DOĞAN TILIÇ

Her şey o kadar güzel başlamıştı ki, güneşli bir Ankara sabahı; Türkiye’nin her yerinden insanlar barış türküleri söyleyerek, bir arada, özgürce ve demokratik bir ülkede yaşama arzularını haykırmak için gelmişler, neşe içinde Ankara Garı’na, kortejdeki yerlerini almadan önce toplanacakları noktaya yürüyorlar.

Son günlerde artık can güvenlikleri de kalmayan gazeteciler de bu mitingde seslerini güçlü bir şekilde duyurmak için hazırlandılar. Gar’ın önünde bir grup meslektaş toplanıyoruz; BirGün’den Sabahat Karakoyun, Hürriyet Ombudsmanı Faruk Bildirici, ÇGD Başkanı Ahmet Abakay, Haber-Sen’den Osman Köse kortejdeki yerimizi almadan önce gelecek diğer arkadaşları sohbet ederek bekliyoruz.

Birden bire müthiş bir patlama sesi, kendimizi yere atıyor ve etrafımızdakileri de sakin olmaya ve yere yatmaya çağırıyoruz. Hemen ardından ikinci patlama. 20 metre kadar ilerimizde patlamalar. 20 metre ilerimizde, bir dakika önce bizim gibi neşeyle barış türküleri söyleyen insanlar ya ölü ya yaralı artık.

Çığlıklar, ağıtlar, öfke ve lanet okumalar havada; yerler insan eti parçalarıyla dolu. Metrelerce öteye yayılmış insan parçaları… Bu canlı bomba demek.

Benzer bir manzarayı neredeyse 25-30 yıl öne Afganistan’da, Kabil’de kalabalık bir meydana roket düştüğünde görmüştüm. Savaş içinde bir ülkede, insanların tedirgin ve her an böyle patlamalar beklediği bir kentte, bir savaş muhabiri için “olağan” bir görüntüydü o.

Ancak, Türkiye’nin başkentinde, barış türküleriyle dans eden insanlar arasında böyle bir patlama, herhangi bir normal ülkede ölümle yaşam arasındaki mesafenin sadece 20 metre kadar olması akıl alacak gibi değil. Sürreal bir görüntü bu, ama gerçek işte.

Bir yandan insanlara sakin olmalarını söylerken, Faruk Bildirici ile birlikte Gar’ın önünden ayrılıp yakından gözlemler yapmak üzere patlama noktasına yürüyoruz: Sayamadığımız kadar çok insan yatıyor yerlerde.

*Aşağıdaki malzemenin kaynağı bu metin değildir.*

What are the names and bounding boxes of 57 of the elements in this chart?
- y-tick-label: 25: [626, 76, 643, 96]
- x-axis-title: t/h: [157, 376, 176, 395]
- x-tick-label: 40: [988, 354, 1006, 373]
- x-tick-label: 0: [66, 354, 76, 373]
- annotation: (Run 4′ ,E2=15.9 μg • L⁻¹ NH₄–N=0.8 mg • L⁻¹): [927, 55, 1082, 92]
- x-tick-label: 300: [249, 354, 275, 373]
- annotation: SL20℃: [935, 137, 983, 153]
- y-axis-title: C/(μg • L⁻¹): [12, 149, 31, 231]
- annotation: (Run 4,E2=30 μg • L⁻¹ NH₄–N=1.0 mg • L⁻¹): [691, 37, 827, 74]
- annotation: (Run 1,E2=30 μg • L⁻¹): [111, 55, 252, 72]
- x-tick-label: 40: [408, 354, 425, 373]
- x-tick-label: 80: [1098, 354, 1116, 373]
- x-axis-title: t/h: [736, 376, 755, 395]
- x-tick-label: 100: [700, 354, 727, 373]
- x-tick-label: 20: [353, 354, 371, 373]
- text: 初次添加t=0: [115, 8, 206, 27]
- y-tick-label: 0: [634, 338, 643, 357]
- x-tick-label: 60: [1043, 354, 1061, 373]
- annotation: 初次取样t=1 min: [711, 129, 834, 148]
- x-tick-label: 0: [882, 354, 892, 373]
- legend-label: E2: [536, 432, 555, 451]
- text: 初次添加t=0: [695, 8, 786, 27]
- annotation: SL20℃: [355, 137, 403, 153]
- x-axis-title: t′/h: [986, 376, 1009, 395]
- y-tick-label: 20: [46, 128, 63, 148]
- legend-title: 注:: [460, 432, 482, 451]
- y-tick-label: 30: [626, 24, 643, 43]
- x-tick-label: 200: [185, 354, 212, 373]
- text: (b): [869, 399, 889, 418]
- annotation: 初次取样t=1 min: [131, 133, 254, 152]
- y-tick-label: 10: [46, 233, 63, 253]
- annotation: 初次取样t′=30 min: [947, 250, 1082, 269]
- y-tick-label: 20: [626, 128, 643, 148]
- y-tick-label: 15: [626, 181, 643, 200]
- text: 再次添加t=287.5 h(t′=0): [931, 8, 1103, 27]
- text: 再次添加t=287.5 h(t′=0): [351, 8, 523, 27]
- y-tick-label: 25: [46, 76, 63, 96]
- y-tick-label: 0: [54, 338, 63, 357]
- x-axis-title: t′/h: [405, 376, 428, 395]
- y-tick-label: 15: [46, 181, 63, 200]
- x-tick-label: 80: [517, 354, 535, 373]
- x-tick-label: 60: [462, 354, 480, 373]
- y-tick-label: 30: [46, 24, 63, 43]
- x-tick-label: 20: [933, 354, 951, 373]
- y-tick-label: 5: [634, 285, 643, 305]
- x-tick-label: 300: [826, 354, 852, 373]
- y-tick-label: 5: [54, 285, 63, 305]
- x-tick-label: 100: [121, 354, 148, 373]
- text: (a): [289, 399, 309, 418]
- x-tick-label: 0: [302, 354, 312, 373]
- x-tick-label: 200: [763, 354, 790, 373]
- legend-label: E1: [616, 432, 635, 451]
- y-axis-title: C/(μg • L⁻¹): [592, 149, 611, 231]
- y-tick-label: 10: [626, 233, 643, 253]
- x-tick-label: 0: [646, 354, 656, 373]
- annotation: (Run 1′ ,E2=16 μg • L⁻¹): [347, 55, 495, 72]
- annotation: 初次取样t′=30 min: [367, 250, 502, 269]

Otuz, otuz beş. Bazıları ölü kesin, ama kimilerinin ölü mü yaralı mı olduğunun ayırtına varmaya imkan yok.

Gar’ın önüne kadar hiç polis görmeden, hiç polis noktasından geçmeden geliyoruz. Polis patlamadan epey sonra gaz atarak giriyor meydana.

Beden parçalarına basmamak için dikkatle ilerlenen alana Opera tarafından çevik kuvvet giriyor. Henüz yaralılara almaya gelmiş ambulans yok, varsa da ben görmüş değilim.

Kollar, bacaklar, üzerinde saçla bir kafa derisi, iç organ parçaları yolda… Ölüler yaralılar ortalıkta… Seçime doğru giden ve yaptığı her seçimi bir demokrasi zaferi diye anlatan bir ülkenin başkentinde, barış ve demokrasi şarkıları söylemek için toplanmış insanların parçaları bunlar. Yaşayanlar şans eseri yaşıyorlar… Burada yaşamla ölüm arasındaki mesafe sadece 20 metre kadar işte..

Aradan saatler geçmesine karşın sorumluluk alan, çıkıp da konuşabilen bir yetkili yok. Ölümle yaşam arasındaki mesafeyi birkaç metreye indirenlerden hiç birinin sorumluluk aldığı yok. İleri demokrasinin en ileri noktası; yaşamın ölümden uzaklığı metrelerle ölçülüyor artık.